The series of photos capture two families from the Kwitonda group of gorillas with a baby gorilla around two months old. They were taken in the mountains of Rwanda.
Mr Rouse said: “We were trekking on my 52nd trek to the Kwitonda Group and when we arrived the silverback was sitting with a group of females.
“After getting his permission for us to enter, which the guides do with vocal calls, we sat around 10 metres away and just watched the amazing scene.”
Mountain gorillas are known to be found at high altitudes ranging from around 2,500-4,000m in montane forests, as well as bamboo forests.
A group of mountain gorillas usually consists of a single dominant silverback male, three adult females, and four to five offspring.
According to WWF since its discovery, the mountain gorilla has endured uncontrolled hunting, war, disease, destruction of its forest habitat, and capture for the illegal pet trade.
These factors have led to a dramatic decline in numbers.
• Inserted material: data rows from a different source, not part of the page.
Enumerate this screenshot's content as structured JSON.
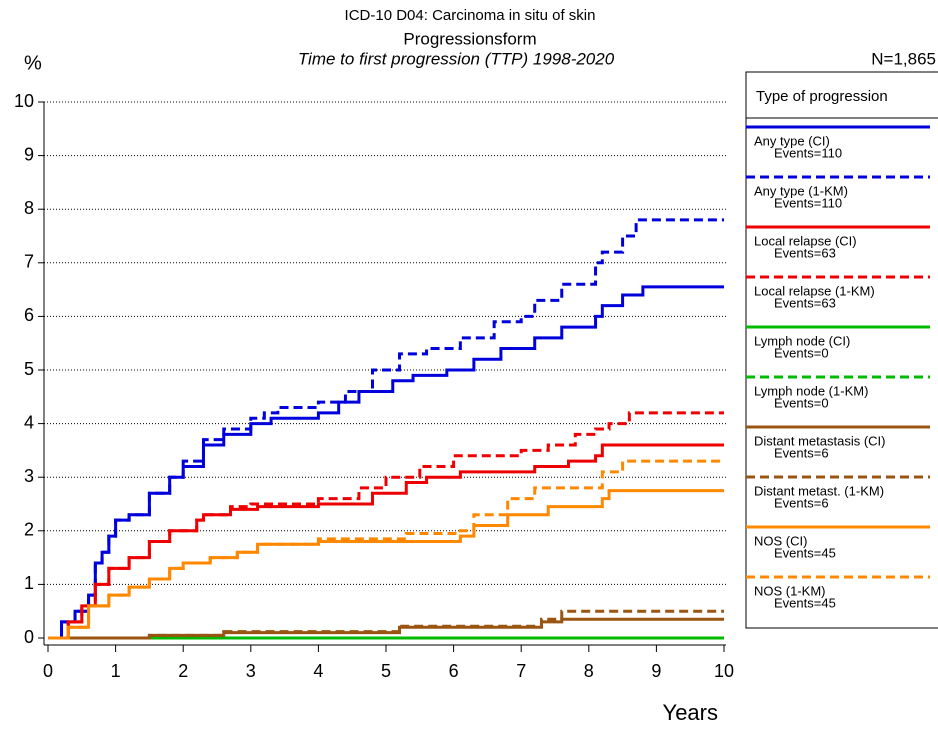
{
  "chart_data": {
    "type": "step",
    "title": "ICD-10 D04: Carcinoma in situ of skin",
    "subtitle": "Progressionsform",
    "subtitle2": "Time to first progression (TTP) 1998-2020",
    "y_label": "%",
    "x_label": "Years",
    "n_label": "N=1,865",
    "legend_title": "Type of progression",
    "grid": true,
    "xlim": [
      0,
      10
    ],
    "xticks": [
      0,
      1,
      2,
      3,
      4,
      5,
      6,
      7,
      8,
      9,
      10
    ],
    "ylim": [
      0,
      10
    ],
    "yticks": [
      0,
      1,
      2,
      3,
      4,
      5,
      6,
      7,
      8,
      9,
      10
    ],
    "series": [
      {
        "name": "Any type (CI)",
        "events": "Events=110",
        "color": "#0000dd",
        "dashed": false,
        "x": [
          0,
          0.2,
          0.4,
          0.6,
          0.7,
          0.8,
          0.9,
          1.0,
          1.2,
          1.5,
          1.8,
          2.0,
          2.3,
          2.6,
          3.0,
          3.3,
          4.0,
          4.3,
          4.6,
          5.1,
          5.4,
          5.9,
          6.3,
          6.7,
          7.2,
          7.6,
          8.1,
          8.2,
          8.5,
          8.8,
          10
        ],
        "values": [
          0,
          0.3,
          0.5,
          0.8,
          1.4,
          1.6,
          1.9,
          2.2,
          2.3,
          2.7,
          3.0,
          3.2,
          3.6,
          3.8,
          4.0,
          4.1,
          4.2,
          4.4,
          4.6,
          4.8,
          4.9,
          5.0,
          5.2,
          5.4,
          5.6,
          5.8,
          6.0,
          6.2,
          6.4,
          6.55,
          6.55
        ]
      },
      {
        "name": "Any type (1-KM)",
        "events": "Events=110",
        "color": "#0000dd",
        "dashed": true,
        "x": [
          0,
          0.2,
          0.4,
          0.6,
          0.7,
          0.8,
          0.9,
          1.0,
          1.2,
          1.5,
          1.8,
          2.0,
          2.3,
          2.6,
          3.0,
          3.2,
          3.4,
          4.0,
          4.4,
          4.8,
          5.2,
          5.6,
          6.1,
          6.6,
          7.0,
          7.2,
          7.6,
          8.1,
          8.2,
          8.5,
          8.7,
          10
        ],
        "values": [
          0,
          0.3,
          0.5,
          0.8,
          1.4,
          1.6,
          1.9,
          2.2,
          2.3,
          2.7,
          3.0,
          3.3,
          3.7,
          3.9,
          4.1,
          4.2,
          4.3,
          4.4,
          4.6,
          5.0,
          5.3,
          5.4,
          5.6,
          5.9,
          6.0,
          6.3,
          6.6,
          7.0,
          7.2,
          7.5,
          7.8,
          7.8
        ]
      },
      {
        "name": "Local relapse (CI)",
        "events": "Events=63",
        "color": "#ee0000",
        "dashed": false,
        "x": [
          0,
          0.3,
          0.5,
          0.7,
          0.9,
          1.2,
          1.5,
          1.8,
          2.2,
          2.3,
          2.7,
          3.1,
          4.0,
          4.8,
          5.3,
          5.6,
          6.1,
          7.2,
          7.7,
          8.1,
          8.2,
          10
        ],
        "values": [
          0,
          0.3,
          0.6,
          1.0,
          1.3,
          1.5,
          1.8,
          2.0,
          2.2,
          2.3,
          2.4,
          2.45,
          2.5,
          2.7,
          2.9,
          3.0,
          3.1,
          3.2,
          3.3,
          3.4,
          3.6,
          3.6
        ]
      },
      {
        "name": "Local relapse (1-KM)",
        "events": "Events=63",
        "color": "#ee0000",
        "dashed": true,
        "x": [
          0,
          0.3,
          0.5,
          0.7,
          0.9,
          1.2,
          1.5,
          1.8,
          2.2,
          2.3,
          2.7,
          3.0,
          4.0,
          4.6,
          5.0,
          5.5,
          6.0,
          7.0,
          7.4,
          7.8,
          8.1,
          8.3,
          8.6,
          10
        ],
        "values": [
          0,
          0.3,
          0.6,
          1.0,
          1.3,
          1.5,
          1.8,
          2.0,
          2.2,
          2.3,
          2.45,
          2.5,
          2.6,
          2.8,
          3.0,
          3.2,
          3.4,
          3.5,
          3.6,
          3.8,
          3.9,
          4.0,
          4.2,
          4.2
        ]
      },
      {
        "name": "Lymph node (CI)",
        "events": "Events=0",
        "color": "#00bb00",
        "dashed": false,
        "x": [
          0,
          10
        ],
        "values": [
          0,
          0
        ]
      },
      {
        "name": "Lymph node (1-KM)",
        "events": "Events=0",
        "color": "#00bb00",
        "dashed": true,
        "x": [
          0,
          10
        ],
        "values": [
          0,
          0
        ]
      },
      {
        "name": "Distant metastasis (CI)",
        "events": "Events=6",
        "color": "#995511",
        "dashed": false,
        "x": [
          0,
          1.5,
          2.6,
          5.2,
          7.3,
          7.6,
          10
        ],
        "values": [
          0,
          0.05,
          0.1,
          0.2,
          0.3,
          0.35,
          0.35
        ]
      },
      {
        "name": "Distant metast. (1-KM)",
        "events": "Events=6",
        "color": "#995511",
        "dashed": true,
        "x": [
          0,
          1.5,
          2.6,
          5.2,
          7.3,
          7.6,
          10
        ],
        "values": [
          0,
          0.05,
          0.12,
          0.22,
          0.35,
          0.5,
          0.5
        ]
      },
      {
        "name": "NOS (CI)",
        "events": "Events=45",
        "color": "#ff8800",
        "dashed": false,
        "x": [
          0,
          0.3,
          0.6,
          0.9,
          1.2,
          1.5,
          1.8,
          2.0,
          2.4,
          2.8,
          3.1,
          4.0,
          5.0,
          6.1,
          6.3,
          6.8,
          7.4,
          8.2,
          8.3,
          10
        ],
        "values": [
          0,
          0.2,
          0.6,
          0.8,
          0.95,
          1.1,
          1.3,
          1.4,
          1.5,
          1.6,
          1.75,
          1.8,
          1.8,
          1.9,
          2.1,
          2.3,
          2.45,
          2.6,
          2.75,
          2.75
        ]
      },
      {
        "name": "NOS (1-KM)",
        "events": "Events=45",
        "color": "#ff8800",
        "dashed": true,
        "x": [
          0,
          0.3,
          0.6,
          0.9,
          1.2,
          1.5,
          1.8,
          2.0,
          2.4,
          2.8,
          3.1,
          4.0,
          5.3,
          6.1,
          6.3,
          6.8,
          7.2,
          8.2,
          8.5,
          10
        ],
        "values": [
          0,
          0.2,
          0.6,
          0.8,
          0.95,
          1.1,
          1.3,
          1.4,
          1.5,
          1.6,
          1.75,
          1.85,
          1.95,
          2.0,
          2.3,
          2.6,
          2.8,
          3.1,
          3.3,
          3.3
        ]
      }
    ]
  }
}
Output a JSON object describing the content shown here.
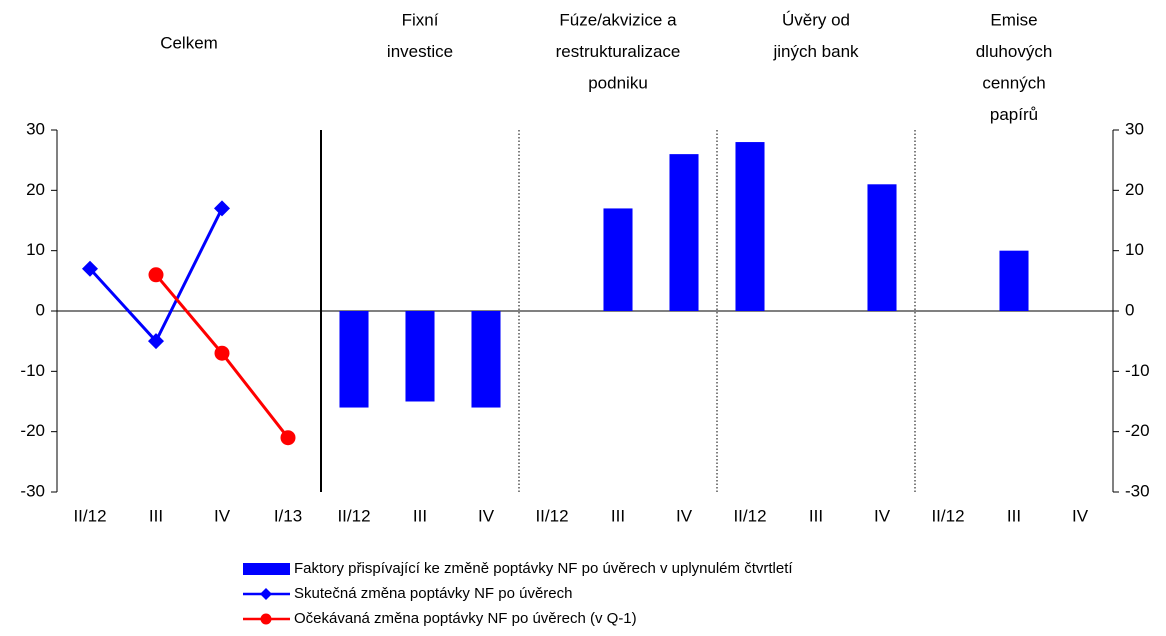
{
  "chart_data": {
    "type": "bar",
    "groups": [
      [
        "Celkem"
      ],
      [
        "Fixní",
        "investice"
      ],
      [
        "Fúze/akvizice a",
        "restrukturalizace",
        "podniku"
      ],
      [
        "Úvěry od",
        "jiných bank"
      ],
      [
        "Emise",
        "dluhových",
        "cenných",
        "papírů"
      ]
    ],
    "categories": [
      "II/12",
      "III",
      "IV",
      "I/13",
      "II/12",
      "III",
      "IV",
      "II/12",
      "III",
      "IV",
      "II/12",
      "III",
      "IV",
      "II/12",
      "III",
      "IV"
    ],
    "series": [
      {
        "name": "Faktory přispívající ke změně poptávky NF po úvěrech v uplynulém čtvrtletí",
        "type": "bar",
        "color": "#0000ff",
        "values": [
          null,
          null,
          null,
          null,
          -16,
          -15,
          -16,
          null,
          17,
          26,
          28,
          null,
          21,
          null,
          10,
          null
        ]
      },
      {
        "name": "Skutečná změna poptávky NF po úvěrech",
        "type": "line",
        "marker": "diamond",
        "color": "#0000ff",
        "values": [
          7,
          -5,
          17,
          null,
          null,
          null,
          null,
          null,
          null,
          null,
          null,
          null,
          null,
          null,
          null,
          null
        ]
      },
      {
        "name": "Očekávaná změna poptávky NF po úvěrech (v Q-1)",
        "type": "line",
        "marker": "circle",
        "color": "#ff0000",
        "values": [
          null,
          6,
          -7,
          -21,
          null,
          null,
          null,
          null,
          null,
          null,
          null,
          null,
          null,
          null,
          null,
          null
        ]
      }
    ],
    "ylim": [
      -30,
      30
    ],
    "yticks": [
      -30,
      -20,
      -10,
      0,
      10,
      20,
      30
    ],
    "y2lim": [
      -30,
      30
    ],
    "y2ticks": [
      -30,
      -20,
      -10,
      0,
      10,
      20,
      30
    ]
  }
}
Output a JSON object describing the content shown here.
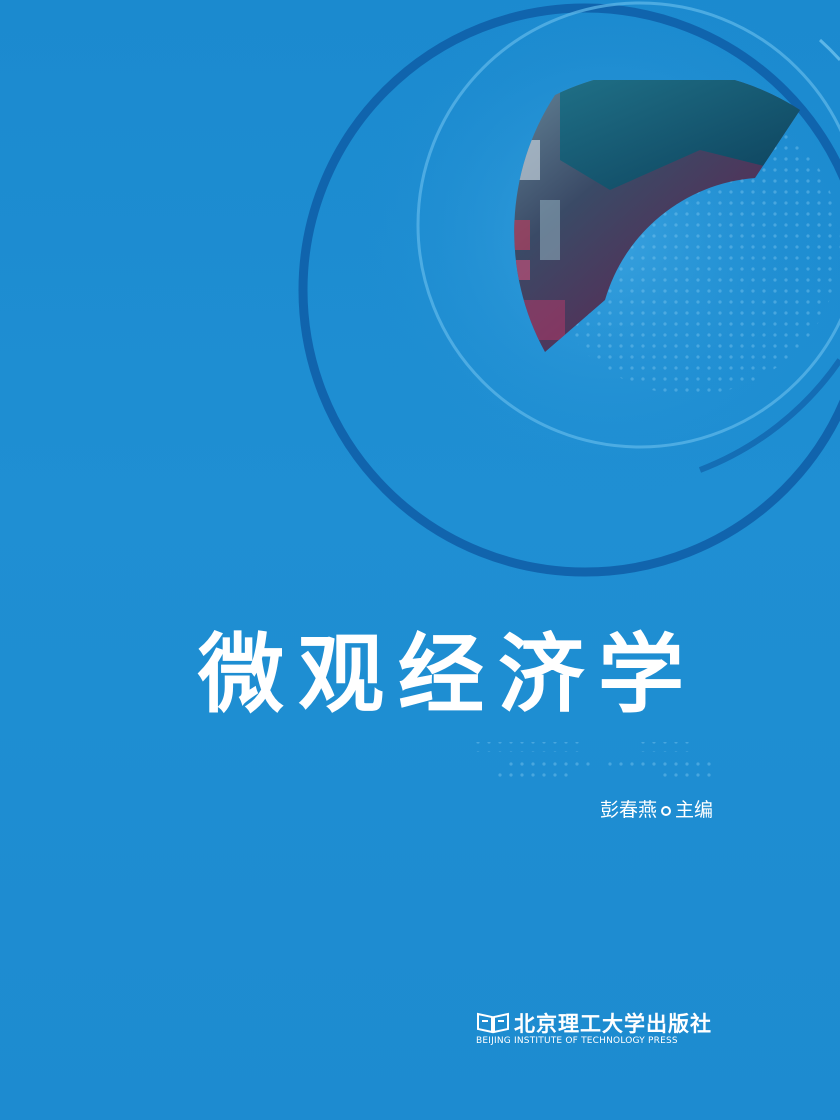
{
  "cover": {
    "title": "微观经济学",
    "author_name": "彭春燕",
    "author_role": "主编",
    "publisher_cn": "北京理工大学出版社",
    "publisher_en": "BEIJING INSTITUTE OF TECHNOLOGY PRESS"
  },
  "colors": {
    "background": "#1e8bd0",
    "ring": "#0f5fa8",
    "ring_light": "#5cb6e8",
    "text": "#ffffff"
  }
}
However, thanks to conservation efforts, the population of mountain gorillas has increased from 620 individuals in 1989 to around 880 individuals today according to WWF.
Rouse said: “I always feel so relaxed and happy when I see mountain gorillas, I just love every single second I spend with them.
“Of course you have to show tremendous respect to the silverback, he is a 250KG gentle giant though.
“When I saw these babies my heart just skipped a beat, I have always been a real softie when it comes to baby animals and now I have a young 10 month old daughter of my own, I guess I am drawn more towards them.
“I certainly love watching their antics and the amazing tenderness that the mother shows towards them.
“The younger baby, being only three weeks old, was always very close to the mother whilst the older one was a lot more trouble for the mother and was always trying to escape her clutches!
“It’s always awe inspiring to be in the wild with mountain gorillas and to see new hope and new life for future generations is a very special treat indeed.”